O entrevistado pregou ainda o entrosamento das entidades de engenharia com o Clube.

– A Academia Nacional de Engenharia, à qual tenho a honra de pertencer, não tem uma sede. Pergunto, por que não solicitar ao egrégio Conselho Diretor do Clube de Engenharia autorização para convidar a Academia a vir se instalar na sede do Clube, como já é o caso da Federação Brasileira de Associações de Engenheiros (Febrae), que também está instalada no Clube e utiliza seus auditórios e salas de reunião. Dessa forma, os especialistas da Academia Nacional da Engenharia poderiam se entrosar com as divisões técnicas especializadas do Clube de Engenharia.

O presidente do Clube falou ainda sobre a reforma do prédio do Largo de São Francisco, que sediou a antiga Escola Politécnica, que depois veio a se chamar Escola Nacional da Engenharia.

– Fui da última turma sediada no prédio do Lago de São Francisco. Acho que precisamos encontrar um espaço decente para a faculdade que está instalada ali e transformar aquele prédio no Museu da Engenharia Nacional. Tenho certeza de que batendo às portas de empresas situadas no Rio de Janeiro como a Petrobras vamos conseguir o apoio para restaurar o prédio e fazer esse museu, que será um monumento à engenharia nacional.

DESENVOLVIMENTO

Francis aproveitou a oportunidade para sugerir a mudança para a rua Sete de Setembro da uma banca de jornais instalada em frente à portaria da sede do Clube de Engenharia, “que é um edifício histórico”. Ele destacou que não há desenvolvimento sem engenharia.

– Dizia-se, no passado, que grandes nações como a União Soviética e os Estado Unidos mediam sua capacidade pelo número de engenheiros que formavam por ano. O Brasil está retomando seu desenvolvimento, parece que definitivamente. Há quase trinta anos os engenheiros começaram a ficar desempregados, o que é um sintoma da falta de desenvolvimento. Eu sempre alertava para que não largassem a engenharia, porque quando o desenvolvimento fosse retomado faltariam engenheiros. Hoje temos a satisfação de ver o desenvolvimento sendo retomado e a tristeza de constatar que estamos com falta de engenheiros. Mas é preciso revisar e modernizar o currículo da engenharia. O Clube deve levar essa posição ao Ministério da Educação.  Para a exploração do pré-sal é preciso formar mais engenheiros e reciclar e trazer de volta os que abandonaram a engenharia. O Clube também deve fazer eventos para atrair a juventude para nossa profissão, como criar prêmios para os melhores alunos e professores, que poderiam ser financiados pelas próprias empresas de engenharia.

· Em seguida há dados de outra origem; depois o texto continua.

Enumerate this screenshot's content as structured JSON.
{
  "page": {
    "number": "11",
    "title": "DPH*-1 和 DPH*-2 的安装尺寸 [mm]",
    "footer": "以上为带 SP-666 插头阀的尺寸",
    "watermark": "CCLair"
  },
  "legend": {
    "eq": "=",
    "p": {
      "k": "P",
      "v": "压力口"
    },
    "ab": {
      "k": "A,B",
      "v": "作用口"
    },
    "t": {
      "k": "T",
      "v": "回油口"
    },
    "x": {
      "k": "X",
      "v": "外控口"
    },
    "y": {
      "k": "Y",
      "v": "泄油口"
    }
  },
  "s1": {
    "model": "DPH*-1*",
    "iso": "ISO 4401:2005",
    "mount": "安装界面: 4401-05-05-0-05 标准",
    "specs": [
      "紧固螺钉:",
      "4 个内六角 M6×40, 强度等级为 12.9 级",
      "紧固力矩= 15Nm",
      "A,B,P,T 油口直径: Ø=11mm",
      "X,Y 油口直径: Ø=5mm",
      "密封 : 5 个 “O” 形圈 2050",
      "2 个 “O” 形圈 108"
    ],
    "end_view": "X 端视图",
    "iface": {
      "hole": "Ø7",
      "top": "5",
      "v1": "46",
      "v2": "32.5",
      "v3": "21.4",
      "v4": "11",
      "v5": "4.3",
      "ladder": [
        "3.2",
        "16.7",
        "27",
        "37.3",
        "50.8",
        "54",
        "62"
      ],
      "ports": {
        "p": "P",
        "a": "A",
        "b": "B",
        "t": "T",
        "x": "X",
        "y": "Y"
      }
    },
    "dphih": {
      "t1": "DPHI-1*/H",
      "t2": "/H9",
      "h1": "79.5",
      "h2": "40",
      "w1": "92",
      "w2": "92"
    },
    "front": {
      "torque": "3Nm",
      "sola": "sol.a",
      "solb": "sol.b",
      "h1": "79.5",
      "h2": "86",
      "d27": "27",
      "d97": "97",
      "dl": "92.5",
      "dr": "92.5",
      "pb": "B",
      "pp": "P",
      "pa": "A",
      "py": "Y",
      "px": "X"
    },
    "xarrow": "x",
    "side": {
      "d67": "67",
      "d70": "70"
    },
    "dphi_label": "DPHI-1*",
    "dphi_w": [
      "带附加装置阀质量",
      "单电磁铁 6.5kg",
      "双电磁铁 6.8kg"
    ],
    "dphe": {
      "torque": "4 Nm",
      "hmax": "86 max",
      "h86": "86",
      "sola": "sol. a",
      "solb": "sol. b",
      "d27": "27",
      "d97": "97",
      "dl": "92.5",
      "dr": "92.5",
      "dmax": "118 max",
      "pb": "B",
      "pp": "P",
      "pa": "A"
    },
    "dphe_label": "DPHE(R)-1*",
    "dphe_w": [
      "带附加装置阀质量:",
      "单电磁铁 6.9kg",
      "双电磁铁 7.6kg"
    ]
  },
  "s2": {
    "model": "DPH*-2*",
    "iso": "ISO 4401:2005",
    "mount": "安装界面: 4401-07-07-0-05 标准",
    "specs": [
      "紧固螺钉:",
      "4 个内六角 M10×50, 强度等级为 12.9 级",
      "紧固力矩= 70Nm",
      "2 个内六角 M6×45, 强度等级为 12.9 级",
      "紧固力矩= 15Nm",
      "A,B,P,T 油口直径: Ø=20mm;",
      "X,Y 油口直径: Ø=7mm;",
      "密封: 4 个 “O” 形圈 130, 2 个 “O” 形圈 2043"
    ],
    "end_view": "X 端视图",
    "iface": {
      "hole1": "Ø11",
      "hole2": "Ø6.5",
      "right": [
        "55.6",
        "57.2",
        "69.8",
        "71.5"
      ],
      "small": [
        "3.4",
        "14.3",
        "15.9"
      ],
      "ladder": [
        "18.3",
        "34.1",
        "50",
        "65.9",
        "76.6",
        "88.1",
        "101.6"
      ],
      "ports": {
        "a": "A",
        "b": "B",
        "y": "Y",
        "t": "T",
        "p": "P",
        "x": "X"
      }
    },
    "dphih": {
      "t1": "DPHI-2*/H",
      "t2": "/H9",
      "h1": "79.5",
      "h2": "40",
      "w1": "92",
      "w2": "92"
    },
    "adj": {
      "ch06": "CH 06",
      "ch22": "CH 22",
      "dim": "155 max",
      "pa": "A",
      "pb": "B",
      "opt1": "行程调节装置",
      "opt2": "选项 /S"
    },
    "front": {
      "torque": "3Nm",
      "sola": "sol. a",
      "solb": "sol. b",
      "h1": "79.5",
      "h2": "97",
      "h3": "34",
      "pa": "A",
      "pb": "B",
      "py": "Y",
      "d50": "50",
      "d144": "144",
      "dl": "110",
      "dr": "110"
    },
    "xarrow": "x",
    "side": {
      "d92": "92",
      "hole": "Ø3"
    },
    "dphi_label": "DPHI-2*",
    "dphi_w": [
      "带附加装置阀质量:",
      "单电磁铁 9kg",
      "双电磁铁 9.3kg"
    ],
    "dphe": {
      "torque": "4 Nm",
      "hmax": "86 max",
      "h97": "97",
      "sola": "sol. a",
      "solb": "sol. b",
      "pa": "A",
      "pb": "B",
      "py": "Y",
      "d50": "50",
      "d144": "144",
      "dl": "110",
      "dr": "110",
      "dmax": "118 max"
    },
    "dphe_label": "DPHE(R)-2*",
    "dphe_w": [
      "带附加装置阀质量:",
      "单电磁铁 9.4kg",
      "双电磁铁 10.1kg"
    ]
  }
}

Francis lembrou que esteve à ponto de largar a engenharia, decepcionado com o currículo básico da escola de engenharia.

– Então alguém me levou para o Clube de Engenharia, onde conheci a geotecnia. Lá arrumei meu primeiro e único emprego, que tive até fazer minha própria empresa. Trabalhei quase dez anos na Tecnosolo com o professor Antônio José da Costa Nunes, como estagiário e engenheiro. Depois, para atender meus objetivos sociais, resolvi fundar uma empresa.

Finalizando, o presidente do Clube afirmou que pretende convidar o arquiteto Oscar Niemeyer a projetar o “Centro Oscar Niemeyer”, na sede campestre do Clube, “onde os engenheiros menos favorecidos possam descansar, passar o fim de semana ou tirar férias”.